PROCESSO DI PACE. Intervista con il Patriarca latino di Gerusalemme

I prigionieri della Terra Santa


Nello stallo del processo di pace continuano le sofferenze dei palestinesi tra check point e permessi militari israeliani. I cristiani locali ormai preferiscono la diaspora. Il Papa si recherà laggiù per il Giubileo? «Deve venire» dice Michel Sabbah «per dire una parola vera sui luoghi santi» ma per dirla «ad ambedue le parti in conflitto»

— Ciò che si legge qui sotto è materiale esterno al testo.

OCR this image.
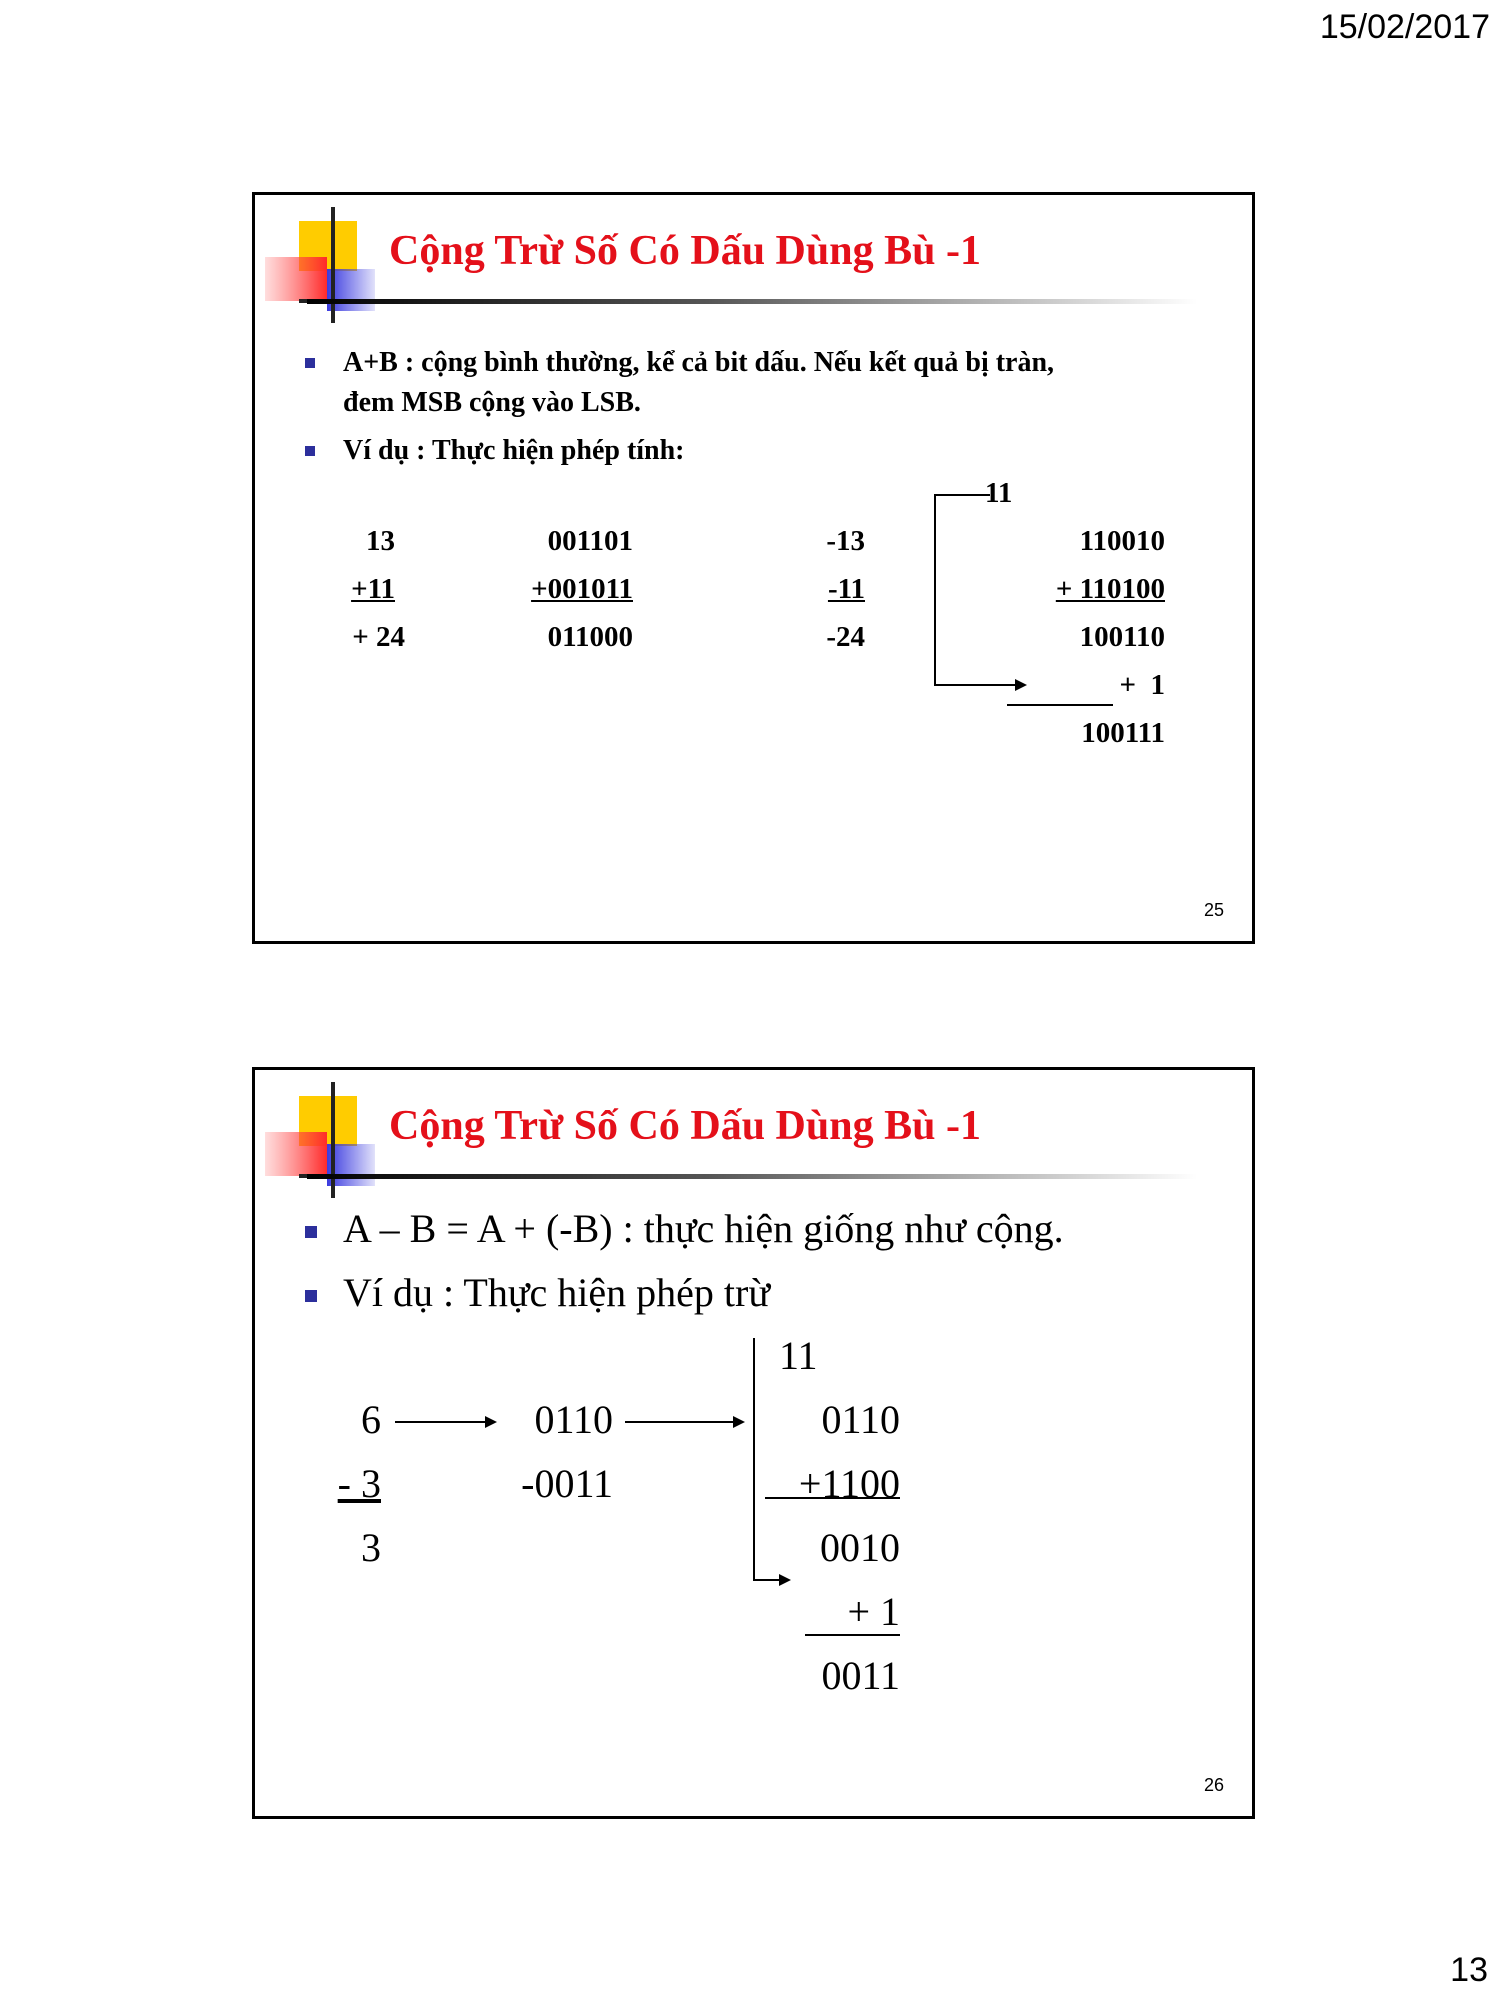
15/02/2017
Cộng Trừ Số Có Dấu Dùng Bù -1
A+B : cộng bình thường, kể cả bit dấu. Nếu kết quả bị tràn,
đem MSB cộng vào LSB.
Ví dụ : Thực hiện phép tính:
13
+11
+ 24
001101
+001011
011000
-13
-11
-24
11
110010
+ 110100
100110
+  1
100111
25
Cộng Trừ Số Có Dấu Dùng Bù -1
A – B = A + (-B) : thực hiện giống như cộng.
Ví dụ : Thực hiện phép trừ
6
- 3
3
0110
-0011
11
0110
+1100
0010
+ 1
0011
26
13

Intervista con Michel Sabbah di Giovanni Cubeddu


Da quando la sede del Patriarca latino fu ristabilita a Gerusalemme nel 1847, Michel Sabbah è stato il primo palestinese (dopo una lunga serie di patriarchi di nazionalità italiana) a occuparla. Lo scorso mese di gennaio ha festeggiato dieci anni di nomina a patriarca: anni vissuti intensamente, come pastore dei fedeli e amico del popolo palestinese nelle vicissitudini del processo di pace. Sabbah, nativo di Nazareth, ha uno sguardo deciso ed è cortese e spiccio nei modi. Non teme di spendersi personalmente anche nell’affrontare e giudicare questioni concrete e taglienti come la politica israeliana, la dura vita quotidiana della comunità cristiana in Israele e la necessità che il nascente Stato palestinese si faccia carico – nonostante le pressioni islamiche – della vita e delle opere dei cristiani. Di più: in quest’intervista il Patriarca di Gerusalemme prende posizione apertamente a favore del pellegrinaggio del Papa in Terra Santa. Di un Papa che però, se verrà, non sia ostaggio del processo di pace ma incoraggi la piccola comunità cristiana e dica una parola di giustizia «ad ambedue le parti in conflitto».
In attesa che rinasca un cammino di pace (mentre scriviamo Netanyahu pare intenzionato ad accettare la proposta americana di un ritiro dal 13 per cento dei territori palestinesi e a riaprire così il dialogo), la vita dei palestinesi comuni scorre uguale a se stessa, tra check point e permessi israeliani da esibire per ogni piccola cosa e spostamento. «La verità è che si resta sotto l’occupazione militare israeliana» afferma Sabbah. «Si può avere una vita economica normale e una vita sociale normale, quando la gente è rinchiusa nei confini della propria città? Nella regione di Betlemme vive oggi la maggioranza dei cristiani dei territori occupati: 30mila sui 50mila presenti nell’Autonomia palestinese. Vivono come dei confinati. Allora, con dolore, io dico: è meglio l’emigrazione, uscire fuori, riavere la propria dignità e libertà; meglio che subire qui una disintegrazione morale e sociale dentro una città che è diventata una grande prigione. I danni psicologici sono evidenti, causano dissensi nelle famiglie, dentro la comunità e perfino verso la comunità musulmana. Questo è il male più grave. Da cristiani ci affidiamo alla pazienza, diciamo di non abbandonare la speranza, ché altrimenti tutto è perduto».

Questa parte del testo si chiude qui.